Froome için "he makes it look easy" demek de acayip oksimoron oldu, ama yazıyı tam bağlamışken bozamam şimdi :) |
Froome'un kaybedecek birşeyi yoktu. Atak yaptıktan sonra eğer kalan dörtlü güçlüyse zaten kendisini yakalarlardı. Ama onlarda da hal olmadığı için yakalayamadılar. Bu minik testi geçtikten sonrası artık uzun bir zamana karşı oldu. Ayrıca Lopez ile Carapaz, ve hatta bir ölçüde Pinot podyum hedeflediklerinden takip işi sadece Dumoulin'e kaldı. Sonradan FDJ'den yokuşçu domestik Reichenbach yetişti ve Dumoulin ile yükü paylaştı. Ama inişlerde kötü olduğundan bir nevi fren vazifesi bile gördü aslında, kimsede de onu dökecek "taşak" yoktu. Froome ise son yıllarda ekstra iniş çalışması yapmanın faydasını fazlasıyla görüyordu o sıralarda.

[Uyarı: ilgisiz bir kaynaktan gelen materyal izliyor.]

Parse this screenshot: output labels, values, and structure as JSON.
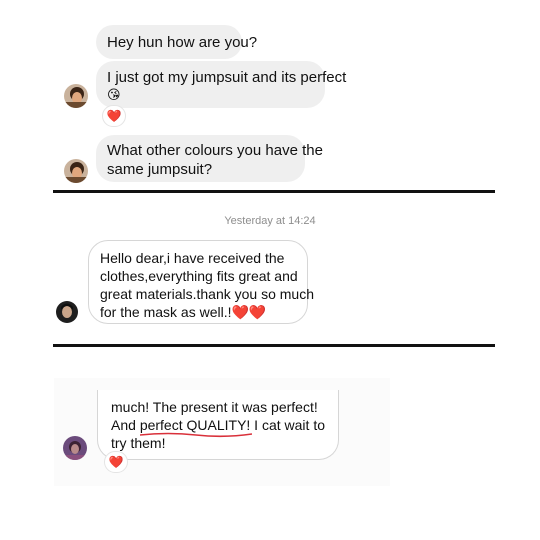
{
  "section1": {
    "messages": [
      {
        "text": "Hey hun how are you?"
      },
      {
        "line1": "I just got my jumpsuit and its perfect",
        "emoji": "😘",
        "reaction": "❤️"
      },
      {
        "line1": "What other colours you have the",
        "line2": "same jumpsuit?"
      }
    ]
  },
  "section2": {
    "timestamp": "Yesterday at 14:24",
    "message": {
      "line1": "Hello dear,i have received the",
      "line2": "clothes,everything fits great and",
      "line3": "great materials.thank you so much",
      "line4": "for the mask as well.!",
      "hearts": "❤️❤️"
    }
  },
  "section3": {
    "message": {
      "line1": "much! The present it was perfect!",
      "line2_pre": "And ",
      "line2_underlined": "perfect QUALITY!",
      "line2_post": " I cat wait to",
      "line3": "try them!",
      "reaction": "❤️"
    }
  },
  "colors": {
    "bubble_gray": "#efefef",
    "divider": "#111111",
    "heart": "#e0243a",
    "underline": "#d9303a"
  }
}
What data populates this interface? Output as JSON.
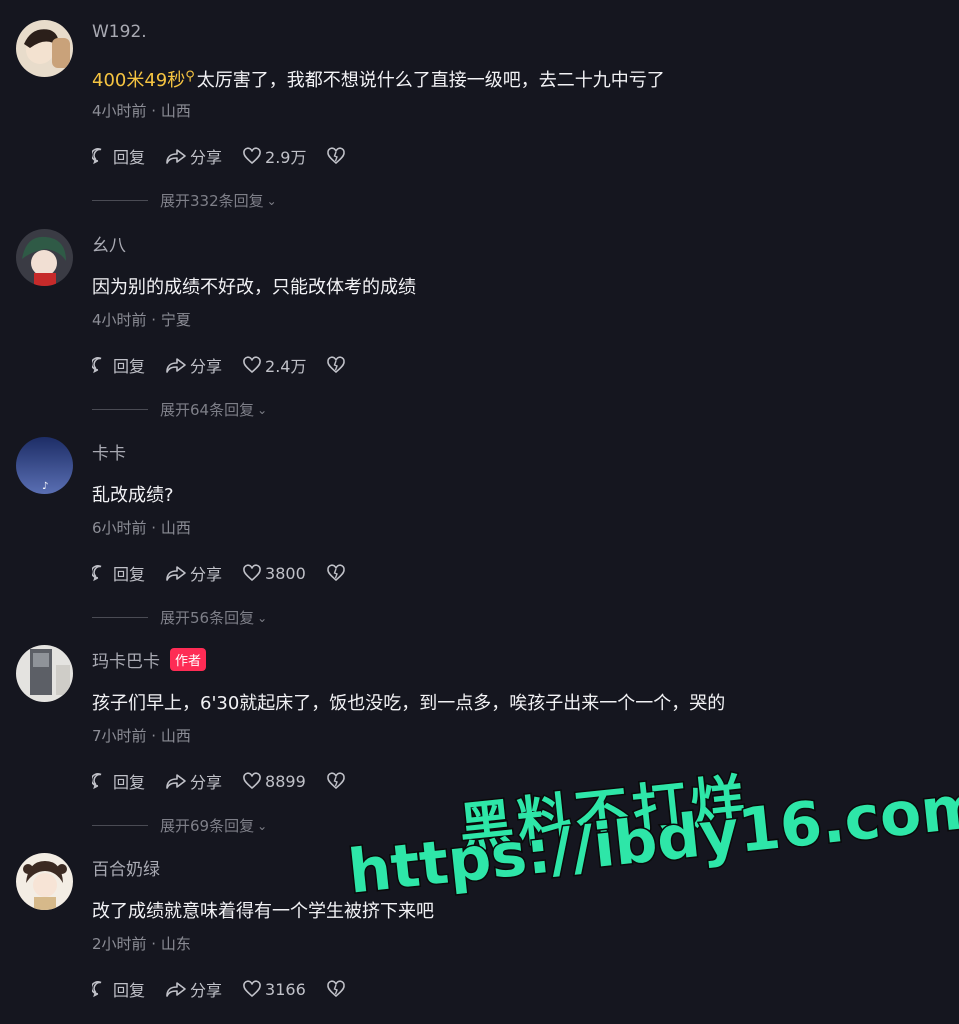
{
  "comments": [
    {
      "username": "W192.",
      "highlight": "400米49秒",
      "text": "太厉害了，我都不想说什么了直接一级吧，去二十九中亏了",
      "meta": "4小时前 · 山西",
      "reply_label": "回复",
      "share_label": "分享",
      "likes": "2.9万",
      "replies": "展开332条回复",
      "author_badge": ""
    },
    {
      "username": "幺八",
      "highlight": "",
      "text": "因为别的成绩不好改，只能改体考的成绩",
      "meta": "4小时前 · 宁夏",
      "reply_label": "回复",
      "share_label": "分享",
      "likes": "2.4万",
      "replies": "展开64条回复",
      "author_badge": ""
    },
    {
      "username": "卡卡",
      "highlight": "",
      "text": "乱改成绩?",
      "meta": "6小时前 · 山西",
      "reply_label": "回复",
      "share_label": "分享",
      "likes": "3800",
      "replies": "展开56条回复",
      "author_badge": ""
    },
    {
      "username": "玛卡巴卡",
      "highlight": "",
      "text": "孩子们早上，6'30就起床了，饭也没吃，到一点多，唉孩子出来一个一个，哭的",
      "meta": "7小时前 · 山西",
      "reply_label": "回复",
      "share_label": "分享",
      "likes": "8899",
      "replies": "展开69条回复",
      "author_badge": "作者"
    },
    {
      "username": "百合奶绿",
      "highlight": "",
      "text": "改了成绩就意味着得有一个学生被挤下来吧",
      "meta": "2小时前 · 山东",
      "reply_label": "回复",
      "share_label": "分享",
      "likes": "3166",
      "replies": "",
      "author_badge": ""
    }
  ],
  "icons": {
    "reply": "comment-bubble-icon",
    "share": "share-arrow-icon",
    "like": "heart-icon",
    "dislike": "broken-heart-icon",
    "search": "search-icon"
  },
  "colors": {
    "background": "#15161f",
    "highlight": "#f5c441",
    "author_badge": "#fe2c55",
    "watermark": "#2ee6a8"
  },
  "watermark": {
    "line1": "黑料不打烊",
    "line2": "https://ibdy16.com"
  }
}
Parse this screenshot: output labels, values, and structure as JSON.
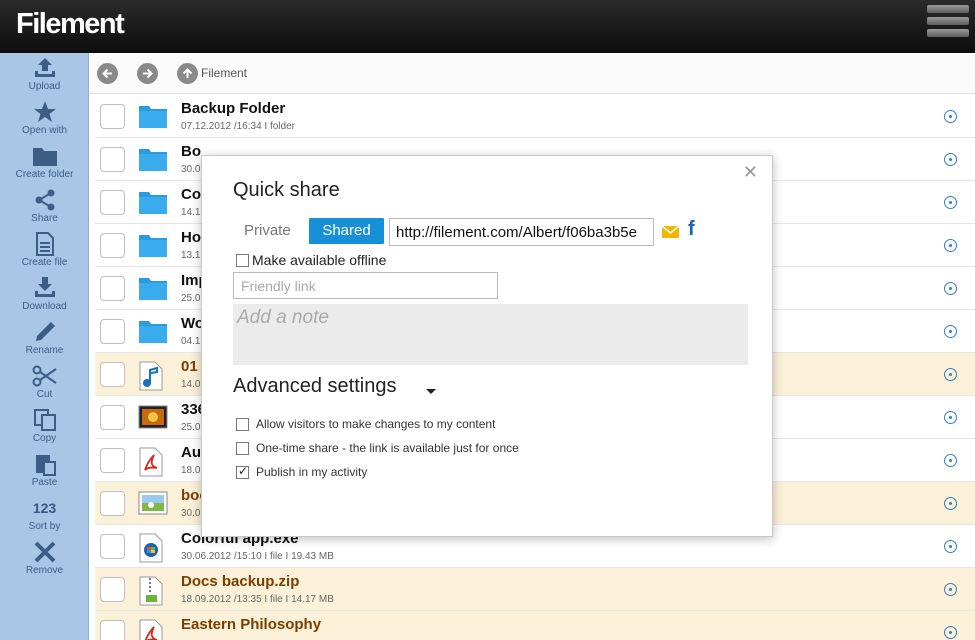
{
  "app": {
    "title": "Filement"
  },
  "sidebar": {
    "items": [
      {
        "label": "Upload",
        "icon": "upload-icon"
      },
      {
        "label": "Open with",
        "icon": "star-icon"
      },
      {
        "label": "Create folder",
        "icon": "folder-icon"
      },
      {
        "label": "Share",
        "icon": "share-icon"
      },
      {
        "label": "Create file",
        "icon": "file-icon"
      },
      {
        "label": "Download",
        "icon": "download-icon"
      },
      {
        "label": "Rename",
        "icon": "pencil-icon"
      },
      {
        "label": "Cut",
        "icon": "scissors-icon"
      },
      {
        "label": "Copy",
        "icon": "copy-icon"
      },
      {
        "label": "Paste",
        "icon": "paste-icon"
      },
      {
        "label": "Sort by",
        "icon_text": "123"
      },
      {
        "label": "Remove",
        "icon": "x-icon"
      }
    ]
  },
  "toolbar": {
    "breadcrumb": "Filement"
  },
  "files": [
    {
      "name": "Backup Folder",
      "meta": "07.12.2012 /16:34 I folder",
      "type": "folder",
      "highlight": false
    },
    {
      "name": "Bo",
      "meta": "30.0",
      "type": "folder",
      "highlight": false
    },
    {
      "name": "Co",
      "meta": "14.1",
      "type": "folder",
      "highlight": false
    },
    {
      "name": "Ho",
      "meta": "13.1",
      "type": "folder",
      "highlight": false
    },
    {
      "name": "Imp",
      "meta": "25.0",
      "type": "folder",
      "highlight": false
    },
    {
      "name": "Wo",
      "meta": "04.1",
      "type": "folder",
      "highlight": false
    },
    {
      "name": "01",
      "meta": "14.0",
      "type": "music",
      "highlight": true
    },
    {
      "name": "336",
      "meta": "25.0",
      "type": "image",
      "highlight": false
    },
    {
      "name": "Au",
      "meta": "18.0",
      "type": "pdf",
      "highlight": false
    },
    {
      "name": "boo",
      "meta": "30.0",
      "type": "photo",
      "highlight": true
    },
    {
      "name": "Colorful app.exe",
      "meta": "30.06.2012 /15:10 I file I 19.43 MB",
      "type": "exe",
      "highlight": false
    },
    {
      "name": "Docs backup.zip",
      "meta": "18.09.2012 /13:35 I file I 14.17 MB",
      "type": "zip",
      "highlight": true
    },
    {
      "name": "Eastern Philosophy",
      "meta": "",
      "type": "pdf",
      "highlight": true
    }
  ],
  "modal": {
    "title": "Quick share",
    "private_label": "Private",
    "shared_label": "Shared",
    "url": "http://filement.com/Albert/f06ba3b5e",
    "offline_label": "Make available offline",
    "offline_checked": false,
    "friendly_placeholder": "Friendly link",
    "note_placeholder": "Add a note",
    "advanced_label": "Advanced settings",
    "options": [
      {
        "label": "Allow visitors to make changes to my content",
        "checked": false
      },
      {
        "label": "One-time share - the link is available just for once",
        "checked": false
      },
      {
        "label": "Publish in my activity",
        "checked": true
      }
    ]
  },
  "colors": {
    "accent": "#1890d8",
    "sidebar": "#a9c6e6",
    "highlight_row": "#fbf1d8",
    "folder": "#2b9be0"
  }
}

Sonuçta efektif olarak Froome kalan grubun hepsiyle teke teke kalmıştı aslında. Aralarında en iyisi olduğundan kazandı. Bu performansta doping aramayın, herşey hayatın doğal akışına uygun gelişti aslında. İyi bir planlama ile tam zamanında form kazanan kendini ispatlamış bir şampiyon yarışı kazandı. Ama buna müthiş değildir de diyemeyiz.
"Look easy" kısmına dönersek, Giro'ya katılım bir hayli zayıftı. Nibali, Quintana, Contador, Porte gibi katılımcılar olsaydı o zaman daha derli toplu bir yarış olacak ve böyle ani klasman değişimleri, büyük farklar, uzun ataklar olamayacaktı. Onların yokluğu bir büyük turda 21 gün boyunca üst düzeyde rekabet etmenin zorluğunu gösterdi.
Peki diğerlerine neler oldu? Pembe mayo taşıyıcısı Simon Yates 19. etapta resmen bitti ve 30 dakika kaybederek ilk 10'u bile kaybetti. Bir sonraki etapta Thibaut Pinot hastalandı ve etap bitiminde hastaneye kaldırıldı. Tom Dumoulin ise fazla bozulmadan ve hatta 20. etapta atak yapmaya bile çalışarak turu ikinci bitirmeyi başardı.
Dumoulin'in yanına gençler klasmanının ilk üçü Miguel Angel Lopez ile Movistar'ın "nerden çıktı lan bu" dediğimiz Ekvador'lu yokuşçusu Richard Carapaz'ı, ve de sessiz sedasız Dumoulin'e domestiklik yapıp bozulmadan ilk 10'a tırmanan Sam Oomen'i de katalım. Bunları büyük turlarda görmeye devam edeceğiz.
56 dakika fark yiyen ve ilk 10'a bile giremeyen BMC'den Rohan Dennis'e ise büyük tur klasmancılığı sevdasından vazgeçmesini dileyelim.